1. Pflegende und ihre Mitmenschen

Die grundlegende berufliche Verantwortung der Pflegenden* gilt dem pflegebedürftigen

Menschen.

Bei ihrer beruflichen Tätigkeit fördert die Pflegende ein Umfeld, in dem die

Menschenrechte, die Wertvorstellungen, die Sitten und Gewohnheiten sowie der Glaube

des Einzelnen, der Familie und der sozialen Gemeinschaft respektiert werden.

Die Pflegende gewährleistet, dass der Pflegebedürftige ausreichende Informationen

erhält, auf die er seine Zustimmung zu seiner pflegerischen Versorgung und Behandlung

gründen kann.

Die Pflegende behandelt jede persönliche Information vertraulich und geht

verantwortungsvoll mit der Informationsweitergabe um.

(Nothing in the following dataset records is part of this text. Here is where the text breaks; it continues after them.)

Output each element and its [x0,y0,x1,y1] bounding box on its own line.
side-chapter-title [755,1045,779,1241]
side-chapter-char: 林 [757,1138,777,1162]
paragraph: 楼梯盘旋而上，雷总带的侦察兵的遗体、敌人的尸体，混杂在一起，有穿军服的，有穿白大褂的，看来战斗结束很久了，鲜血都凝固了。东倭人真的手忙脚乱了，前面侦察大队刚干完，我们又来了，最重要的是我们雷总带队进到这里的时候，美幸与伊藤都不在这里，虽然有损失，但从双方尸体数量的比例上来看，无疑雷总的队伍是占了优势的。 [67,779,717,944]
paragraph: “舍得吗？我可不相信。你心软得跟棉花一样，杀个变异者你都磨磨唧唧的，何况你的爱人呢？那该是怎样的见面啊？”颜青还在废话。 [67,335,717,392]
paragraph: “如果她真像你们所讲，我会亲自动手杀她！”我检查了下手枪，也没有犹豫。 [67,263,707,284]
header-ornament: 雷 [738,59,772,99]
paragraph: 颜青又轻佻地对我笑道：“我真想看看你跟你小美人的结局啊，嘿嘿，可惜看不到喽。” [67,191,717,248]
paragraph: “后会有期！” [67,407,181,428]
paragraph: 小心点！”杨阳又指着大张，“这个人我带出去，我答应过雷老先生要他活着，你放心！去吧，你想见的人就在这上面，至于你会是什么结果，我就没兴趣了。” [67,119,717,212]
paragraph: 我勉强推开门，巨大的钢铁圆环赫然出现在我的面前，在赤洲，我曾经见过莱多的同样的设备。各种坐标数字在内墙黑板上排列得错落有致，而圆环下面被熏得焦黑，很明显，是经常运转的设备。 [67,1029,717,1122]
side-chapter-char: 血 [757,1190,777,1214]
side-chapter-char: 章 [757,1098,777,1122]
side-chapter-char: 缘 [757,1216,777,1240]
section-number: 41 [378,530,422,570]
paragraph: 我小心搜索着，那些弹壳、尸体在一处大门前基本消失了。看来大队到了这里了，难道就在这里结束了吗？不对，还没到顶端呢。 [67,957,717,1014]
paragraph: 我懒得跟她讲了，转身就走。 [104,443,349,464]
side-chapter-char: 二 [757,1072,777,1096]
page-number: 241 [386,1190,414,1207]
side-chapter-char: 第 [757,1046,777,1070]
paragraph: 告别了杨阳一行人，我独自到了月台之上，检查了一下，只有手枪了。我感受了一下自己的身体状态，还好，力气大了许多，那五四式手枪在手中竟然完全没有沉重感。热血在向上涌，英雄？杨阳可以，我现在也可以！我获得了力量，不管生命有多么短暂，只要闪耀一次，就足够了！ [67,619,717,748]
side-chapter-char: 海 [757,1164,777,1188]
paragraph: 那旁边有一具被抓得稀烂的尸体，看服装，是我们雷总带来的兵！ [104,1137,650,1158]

Die Pflegende teilt mit der Gesellschaft die Verantwortung, Maßnahmen zugunsten der

gesundheitlichen und sozialen Bedürfnisse der Bevölkerung, besonders der von

benachteiligten Gruppen, zu veranlassen und zu unterstützen.

Die Pflegende ist auch mitverantwortlich für die Erhaltung und den Schutz der

natürlichen Umwelt vor Ausbeutung, Verschmutzung, Missachtung und Zerstörung.

.......

Beispiel: ICN – Ethikkodex für Pflegende (2001; Auszug)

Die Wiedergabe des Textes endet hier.